Остаток ночи я провел, массируя и растирая ноги и совершая различные упражнения. К утру, едва забрезжил рассвет, я уже мог сносно передвигаться на карачках. Изя, решивший, что это такая игра, тоже активно ползал вокруг, старательно повторяя мои движения. Так ползком я обошел поле боя и собрал разбросанное оружие. Хвала богам, арбалет не пострадал. Также, хоть в книге и не говорилось о полезности стрекозиных останков, я все равно набрал три пары не поврежденных крыльев. Если и не продам, так хоть на память оставлю, икебану какую из них сделаю, красивые они.
Вся эта беготня разожгла во мне зверский аппетит. Вернувшись в лагерь, я набросился на заготовленное в дорогу змеиное мясо. Разогревать его не стал, опасаясь, что на запах жареного вновь слетятся насекомые или иные охочие до халявы создания. Тем более мясо даже холодным оставалось вкусным. Еда и обильное питье быстро восстановили мои силы, правда, с координацией все еще оставались проблемы, но это никак не повлияло на мое желание поскорее свалить из этого болота.
– Давай, собирайся, Сусанин, и выводи нас.
Ящер, сегодня даже не прикоснувшийся к еде, покорно полез под порядком истерзанный рюкзак.
– А ну погодь, – притормозил я его.
На рюкзак прилипли три стрекозиных плевка размером с куриное яйцо. Я попытался их счистить ножом, но безрезультатно, к этому времени они превратились в нечто напоминающее гудрон и прямо въелись в ткань.
– Придется идти так.
Еще два дня мы барахтались в болоте. Все это время Изя сидел за спиной и, выставив голову, как перископ, крутил ею во все стороны, сигнализируя мне о появлении еды или опасности. Первое встречалось чаще и отнюдь не исключало второе. Вообще удивительно, как я один прошел столько времени по болоту и не заметил столько вкусного или, что вероятнее не был сожран. Где-то к полудню, когда отчаяние и усталость начали снова о себе напоминать, я заметил в траве следы присутствия человека.

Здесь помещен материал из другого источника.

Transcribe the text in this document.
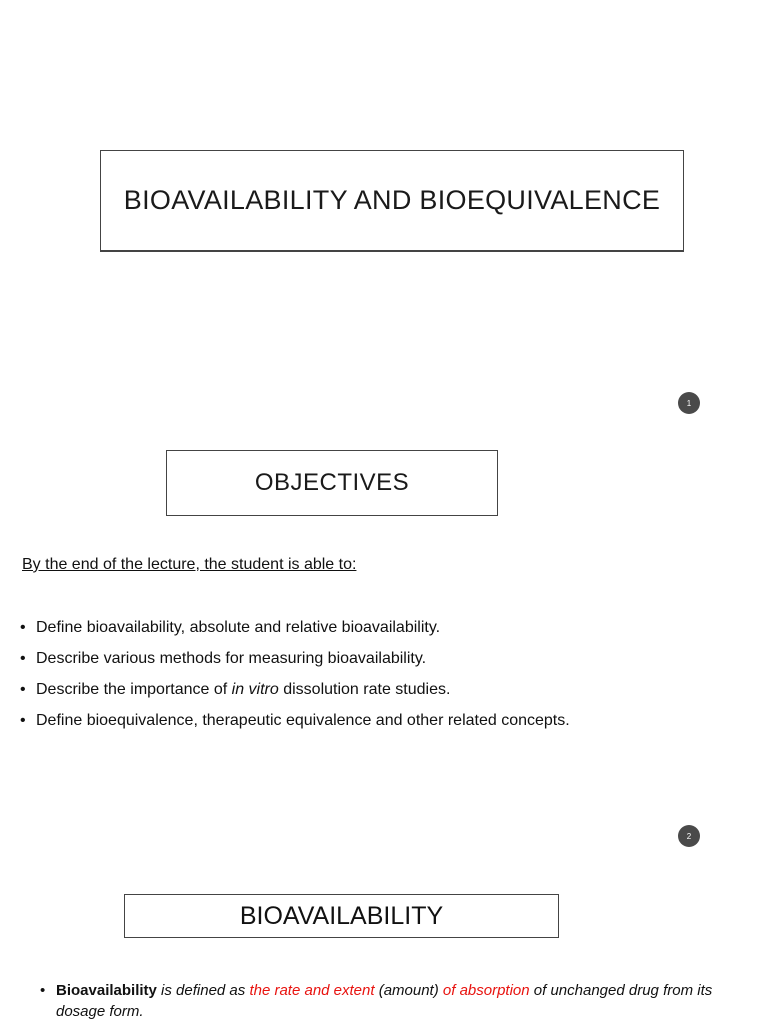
BIOAVAILABILITY AND BIOEQUIVALENCE
1
OBJECTIVES
By the end of the lecture, the student is able to:
• Define bioavailability, absolute and relative bioavailability.
• Describe various methods for measuring bioavailability.
• Describe the importance of in vitro dissolution rate studies.
• Define bioequivalence, therapeutic equivalence and other related concepts.
2
BIOAVAILABILITY
• Bioavailability is defined as the rate and extent (amount) of absorption of unchanged drug from its dosage form.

Старые покосившиеся мостки, проложенные по кочкам, давали начало едва заметной тропке, убегавшей в глубь густого подлеска. Уже в кромешной темноте и начавшем накрапывать мелком дождике тропинка привела меня к высокому частоколу из грубо отесанных бревен. Пройдя практически на ощупь вдоль забора, я, наконец, выбрался на дорогу и очутился перед воротами, в которые тут же забарабанил.
– Кто там шастает? – раздался сверху сиплый недовольный голос.
– Это я… в смысле дайте воды напиться, а то так жрать хочется, что переночевать негде.